Accidents like this are common across oil and gas country. So are compressor station fires in Pennsylvania, New York, New Jersey, Wyoming. Or truck accidents, as Food and Water Watch reports: “Heavy-truck crashes rose 7.2 percent in heavily fracked rural Pennsylvania counties (with at least one well for every 15 square miles) but fell 12.4 in unfracked rural counties after fracking began in 2005.”
The Centers for Disease Control reported that the top cause of fatalities in the oil and gas industry are motor vehicle accidents. “[W]orkers drive long distances on rural highways to travel to well sites. Often these roads lack firm shoulders and other safety features,” the agency reports. This puts not just workers at risk, but everyone on the road.
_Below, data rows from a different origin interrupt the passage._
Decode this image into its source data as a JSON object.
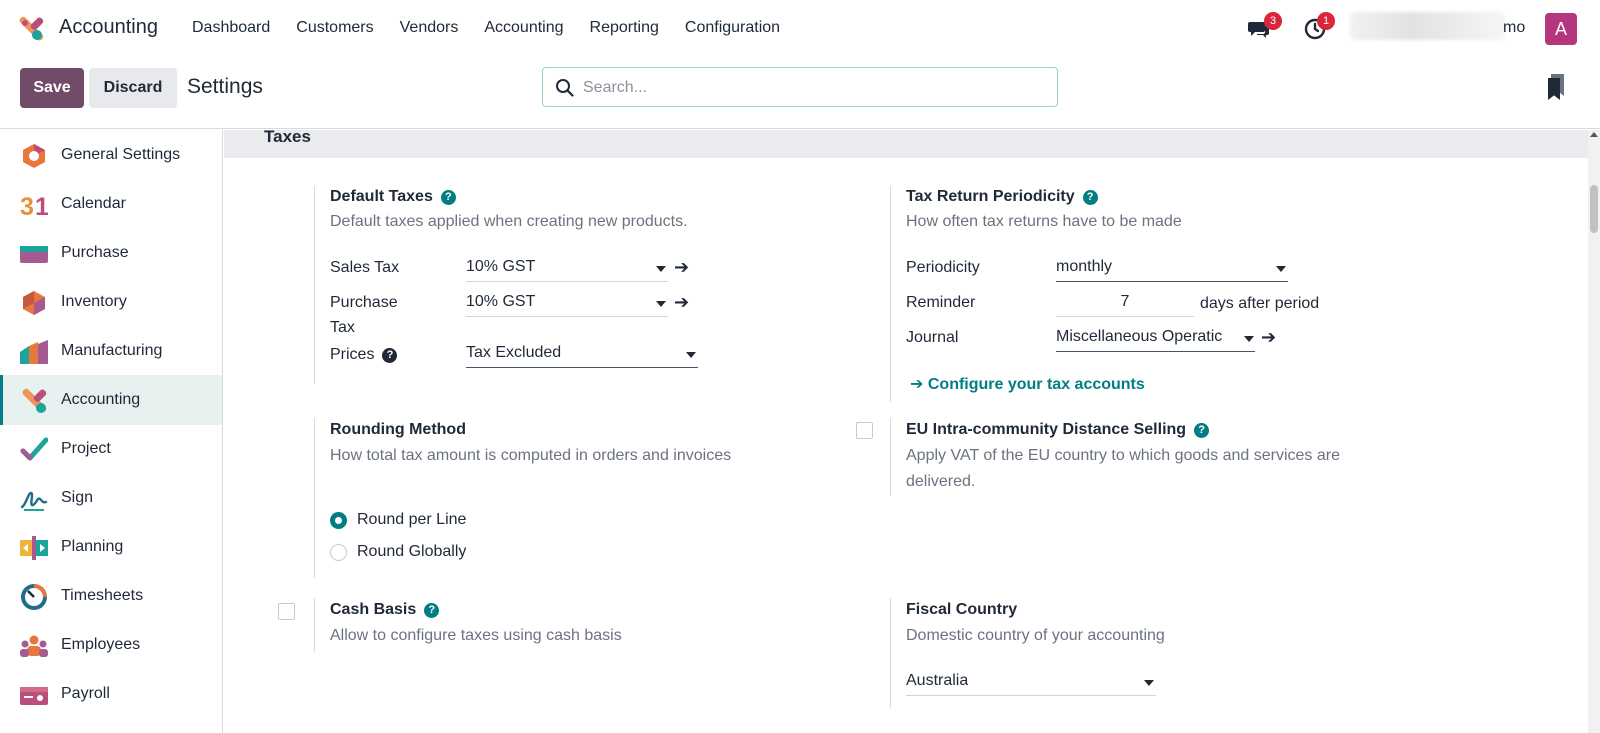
{
  "topnav": {
    "app_name": "Accounting",
    "menu": [
      "Dashboard",
      "Customers",
      "Vendors",
      "Accounting",
      "Reporting",
      "Configuration"
    ],
    "messages_badge": "3",
    "activity_badge": "1",
    "user_name_tail": "mo",
    "avatar_letter": "A"
  },
  "control": {
    "save_label": "Save",
    "discard_label": "Discard",
    "title": "Settings",
    "search_placeholder": "Search..."
  },
  "sidebar": {
    "items": [
      {
        "label": "General Settings",
        "icon": "general-settings-icon"
      },
      {
        "label": "Calendar",
        "icon": "calendar-icon"
      },
      {
        "label": "Purchase",
        "icon": "purchase-icon"
      },
      {
        "label": "Inventory",
        "icon": "inventory-icon"
      },
      {
        "label": "Manufacturing",
        "icon": "manufacturing-icon"
      },
      {
        "label": "Accounting",
        "icon": "accounting-icon",
        "active": true
      },
      {
        "label": "Project",
        "icon": "project-icon"
      },
      {
        "label": "Sign",
        "icon": "sign-icon"
      },
      {
        "label": "Planning",
        "icon": "planning-icon"
      },
      {
        "label": "Timesheets",
        "icon": "timesheets-icon"
      },
      {
        "label": "Employees",
        "icon": "employees-icon"
      },
      {
        "label": "Payroll",
        "icon": "payroll-icon"
      }
    ]
  },
  "section": {
    "title": "Taxes"
  },
  "default_taxes": {
    "title": "Default Taxes",
    "desc": "Default taxes applied when creating new products.",
    "sales_tax_label": "Sales Tax",
    "sales_tax_value": "10% GST",
    "purchase_tax_label_1": "Purchase",
    "purchase_tax_label_2": "Tax",
    "purchase_tax_value": "10% GST",
    "prices_label": "Prices",
    "prices_value": "Tax Excluded"
  },
  "tax_return": {
    "title": "Tax Return Periodicity",
    "desc": "How often tax returns have to be made",
    "periodicity_label": "Periodicity",
    "periodicity_value": "monthly",
    "reminder_label": "Reminder",
    "reminder_value": "7",
    "reminder_suffix": "days after period",
    "journal_label": "Journal",
    "journal_value": "Miscellaneous Operatic",
    "configure_link": "Configure your tax accounts"
  },
  "rounding": {
    "title": "Rounding Method",
    "desc": "How total tax amount is computed in orders and invoices",
    "options": [
      "Round per Line",
      "Round Globally"
    ],
    "selected": "Round per Line"
  },
  "eu_distance": {
    "title": "EU Intra-community Distance Selling",
    "desc_1": "Apply VAT of the EU country to which goods and services are",
    "desc_2": "delivered.",
    "checked": false
  },
  "cash_basis": {
    "title": "Cash Basis",
    "desc": "Allow to configure taxes using cash basis",
    "checked": false
  },
  "fiscal_country": {
    "title": "Fiscal Country",
    "desc": "Domestic country of your accounting",
    "value": "Australia"
  },
  "colors": {
    "brand": "#714b67",
    "accent": "#017e84",
    "badge": "#d9263a",
    "avatar": "#b5367c"
  }
}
All these incidences won’t make national news, but collectively they add up for the residents who live nearby who may fear for their safety while on the roads or in their own homes.
4. Not So Good for Your Health
Findings presented at a recent meeting of the American Economic Association by researchers from Princeton University, Columbia University and Massachusetts Institute of Technology have made headlines. The researchers “looked at Pennsylvania birth records from 2004 to 2011 to assess the health of infants born within a 2.5-kilometer radius of natural-gas fracking sites,” reports Mark Whitehouse for Bloomberg.
“They found that proximity to fracking increased the likelihood of low birth weight by more than half, from about 5.6 percent to more than 9 percent,” writes Whitehouse. “The chances of a low Apgar score, a summary measure of the health of newborn children, roughly doubled, to more than 5 percent.”
The study has yet to be peer-reviewed, so let’s see how it fares. It does not implicate drinking water, however. The most likely culprit is air pollution. Oil and gas operations have been found to release volatile organic compounds (VOCs) and nitrogen oxides, which contribute to ground-level ozone.
So far no communities where fracking is occurring have done a comprehensive health assessment to see how residents may be at risk from activities related to increased oil and gas drilling. Is it time yet?